Sauerstoffbläschen

Am Ende waren sie zu dritt. Er, sie – und die Angst: vor dem Scheitern. Dem alleine sein. Die Angst davor, zu früh aufzugeben. Die Angst auch, sich immer wieder verletzten zu lassen – und dabei selbst zu verletzen. Angst, sich leerzulieben. Totgeliebt zu werden. Die Angst, dass das niemals aufhört.

+ „Ich kann so nicht weitermachen.“
– „Ich kann ohne dich nicht leben.“
+ „Das macht mich kaputt.“
– „Nur mit dir bin ich glücklich.“

War es alleine ihre Angst – oder war es auch seine? Hatten sie je einen gemeinsamen Kampf gefochten, oder war das nur sie, immer wieder – und immer umsonst, scheinbar. Wenn sie nachts in seiner Nähe lag, nie ganz bei ihm, weil er mehr Raum brauchte als sich einstellen wollte zwischen ihnen, spürte sie ihr Herz, das kaum noch schlug, bloß flimmerte.

Foto: Katharina Wieland Müller/pixelio.de

Foto: Katharina Wieland Müller/pixelio.de

+ „Ich will das nicht.“
– „Ich brauche das.“
+ „Du tust mir weh.“
– „Du tust mir so gut.“

Zu dem flimmernden Herzen gesellte sich bald auch eine flatternde Lunge. Neben dem Raum, der zu eng war, wurde ihnen die Luft zu knapp. Anstatt zu teilen, hat er sie weggeatmet, mit weit offenem Mund und geblähtem Brustkorb, bis sie ganz blau war im Gesicht, weil kein Bläschen Sauerstoff mehr durch ihren Körper wanderte. Und das langsame Ersticken begann.

– „Ich bestimme das so.“
+ „Ich fühle mich unwohl damit.“
– „Haben wir es nicht schön zusammen.“
+ „Du hast es gut an mir – und ich?“

Sie grübelte darüber nach, wo sie einander verloren hatten, bis es in ihrem Kopf anfing zu bluten und dicke, schwarze Tropfen aus ihrer Nase liefen. Mit denen konnte sie nichts weiter als alleine sein – und hat sich so für eine kleine Ewigkeit weggeschlossen. Die Angst ist geblieben in dieser Zeit, mit kalter Hand kratzte sie ihr an den Magenwänden. Sie erbrach sich so lange, bis alles in ihr verätzt war und sie einen Grünstich bekam.
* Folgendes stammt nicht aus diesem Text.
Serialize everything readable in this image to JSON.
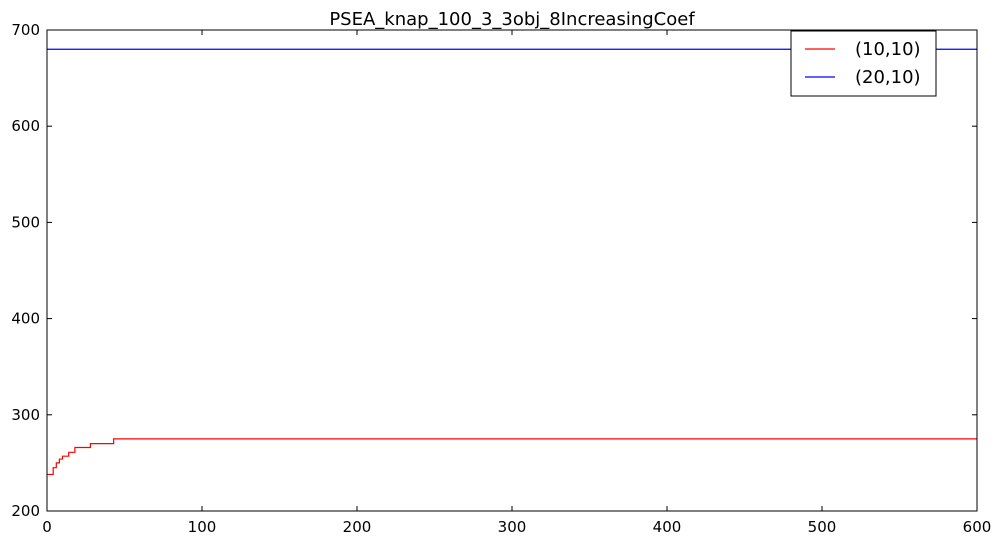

– „Du kannst mich nicht verlassen. Und das weißt du auch.“
+ „Du kannst nicht ohne mich sein. Das habe ich verstanden.“
– „Komm zurück zu mir, wohin du gehörst.“
+ „Ich werde da sein, doch ich bleibe nicht.“

Dann ist ihr zuerst das Herz stehengeblieben. Und danach die Lunge geplatzt. Der Grünstich hat zugenommen, ist schließlich immer dunkler geworden, bis sie schimmernd auf dem Bett lag und durch ihr Blut, das immer noch dick und schwarz über ihr Gesicht lief, die Decke sah wie einen Haufen düsterer Schlieren. Drei sind einer zu viel. Das hatte sie längst begriffen. Nicht aber, wer hier zu wem gehörte. Das kam dann. Sie hat gewartet, bis die Sonne untergegangen war, an jenem Tag. Dann ist sie barfuss zu seiner Wohnung gelaufen und hat ihm die Angst zurückgebracht, die er bei ihr abgeladen hatte. Auf dem Rückweg ist sie gehüpft, erst ganz vorsichtig, dann immer schneller, höher, mit Lachen und Musik – so, wie ihr Herz die Zeit vor ihm erinnerte.